Well - there goes one of my topics in my Statistics classes. When introducing the topic of random sampling, I often refer to opinion polls to illustrate how an inference about a population can be made with a sample. I pointed to the incredibly accurate opinion polls for the 2012 US Presidential Election - but yesterday's election (plus the recent Brexit vote) are causing Opinion Poll companies to reconsider their strategies and techniques.
|Image source: Well This is What I Think.|
Nathan Bomey, writing in USA Today, asks "How did pollsters get Trump, Clinton election so wrong?". Various arguments are put forward: "some voters were apparently sheepish about admitting to a human pollster that they were backing Trump", that "many pollsters may have incorrectly ruled out the prospect that people who didn't vote in 2012 would nonetheless cast ballots in 2016", and that pollsters "overestimated Clinton's support among minorities and underestimated Trump's support among white voters".
All pools seemed to predict a comfortable win for Clinton, with one exception: the LA Times/USC poll. The LA Times polls saw "what other surveys missed: A wave of Trump support". Their polls show increasing support for Trump after the 3rd Debate with Clinton.

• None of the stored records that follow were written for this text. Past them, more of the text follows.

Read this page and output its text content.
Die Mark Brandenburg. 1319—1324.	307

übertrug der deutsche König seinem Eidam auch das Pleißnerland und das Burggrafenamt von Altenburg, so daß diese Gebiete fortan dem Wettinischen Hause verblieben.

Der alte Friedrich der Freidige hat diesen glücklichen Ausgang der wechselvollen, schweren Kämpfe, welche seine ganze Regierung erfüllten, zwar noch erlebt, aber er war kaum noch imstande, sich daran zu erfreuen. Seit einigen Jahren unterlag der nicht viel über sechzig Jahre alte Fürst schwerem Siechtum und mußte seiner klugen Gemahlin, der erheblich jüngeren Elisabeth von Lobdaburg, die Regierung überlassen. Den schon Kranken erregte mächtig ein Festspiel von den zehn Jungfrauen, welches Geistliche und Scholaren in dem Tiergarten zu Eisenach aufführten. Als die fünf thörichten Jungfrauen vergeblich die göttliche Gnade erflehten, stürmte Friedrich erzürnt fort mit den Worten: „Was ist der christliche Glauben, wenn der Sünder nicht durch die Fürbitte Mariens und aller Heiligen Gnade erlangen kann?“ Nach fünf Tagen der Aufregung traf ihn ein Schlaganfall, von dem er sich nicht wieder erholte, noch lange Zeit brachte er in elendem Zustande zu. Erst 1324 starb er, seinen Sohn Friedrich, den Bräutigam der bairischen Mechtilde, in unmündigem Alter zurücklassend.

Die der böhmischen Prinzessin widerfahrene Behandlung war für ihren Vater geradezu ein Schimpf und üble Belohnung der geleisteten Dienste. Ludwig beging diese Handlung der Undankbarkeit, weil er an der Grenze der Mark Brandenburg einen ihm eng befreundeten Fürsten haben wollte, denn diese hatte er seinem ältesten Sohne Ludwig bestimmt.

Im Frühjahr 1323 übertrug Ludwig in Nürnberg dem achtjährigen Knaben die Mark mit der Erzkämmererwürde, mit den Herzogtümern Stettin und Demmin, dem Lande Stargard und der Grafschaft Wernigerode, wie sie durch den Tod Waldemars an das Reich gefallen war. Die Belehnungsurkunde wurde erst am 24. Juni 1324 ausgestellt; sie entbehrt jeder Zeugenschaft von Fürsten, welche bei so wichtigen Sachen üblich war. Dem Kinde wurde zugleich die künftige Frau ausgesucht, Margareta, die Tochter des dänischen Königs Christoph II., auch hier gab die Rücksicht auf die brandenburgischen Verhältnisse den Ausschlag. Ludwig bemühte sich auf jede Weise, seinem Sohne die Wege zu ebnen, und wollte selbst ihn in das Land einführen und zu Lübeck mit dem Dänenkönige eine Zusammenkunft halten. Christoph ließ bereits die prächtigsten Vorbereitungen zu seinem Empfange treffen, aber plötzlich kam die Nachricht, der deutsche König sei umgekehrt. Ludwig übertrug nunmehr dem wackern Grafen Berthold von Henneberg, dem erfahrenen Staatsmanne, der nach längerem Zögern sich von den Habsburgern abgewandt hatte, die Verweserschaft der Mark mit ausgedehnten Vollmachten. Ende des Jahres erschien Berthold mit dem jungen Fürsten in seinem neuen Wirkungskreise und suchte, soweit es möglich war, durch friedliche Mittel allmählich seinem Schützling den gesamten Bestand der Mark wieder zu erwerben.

Here's what the LA Times says about why their methodology is different from other polls:
The poll asks a different question than other surveys. Most polls ask people which candidate they support and, if they are undecided, whether there is a candidate they lean to. The Daybreak poll asks people to estimate, on a scale of 0 to 100, how likely they are to vote for each of the two major candidates or for some other candidate. Those estimates are then put together to produce a daily forecast.
Basically, in the LA Times poll, someone who is 100% sure of their vote counts more heavily than someone who is only 60% sure? And someone who says she is 100% certain to vote weighs more heavily than someone only 70% certain. This is an interesting way to gauge public opinion, and their's is an on-line poll rather than a face-to-face or telephone poll. They also got the 2012 election almost spot on - they predicted a margin of 3.32% for Obama over Romney - the actual was 3.85%. This is bound to influence the way polls are taken in the future, and in turn cause questions to be asked about inferential statistics.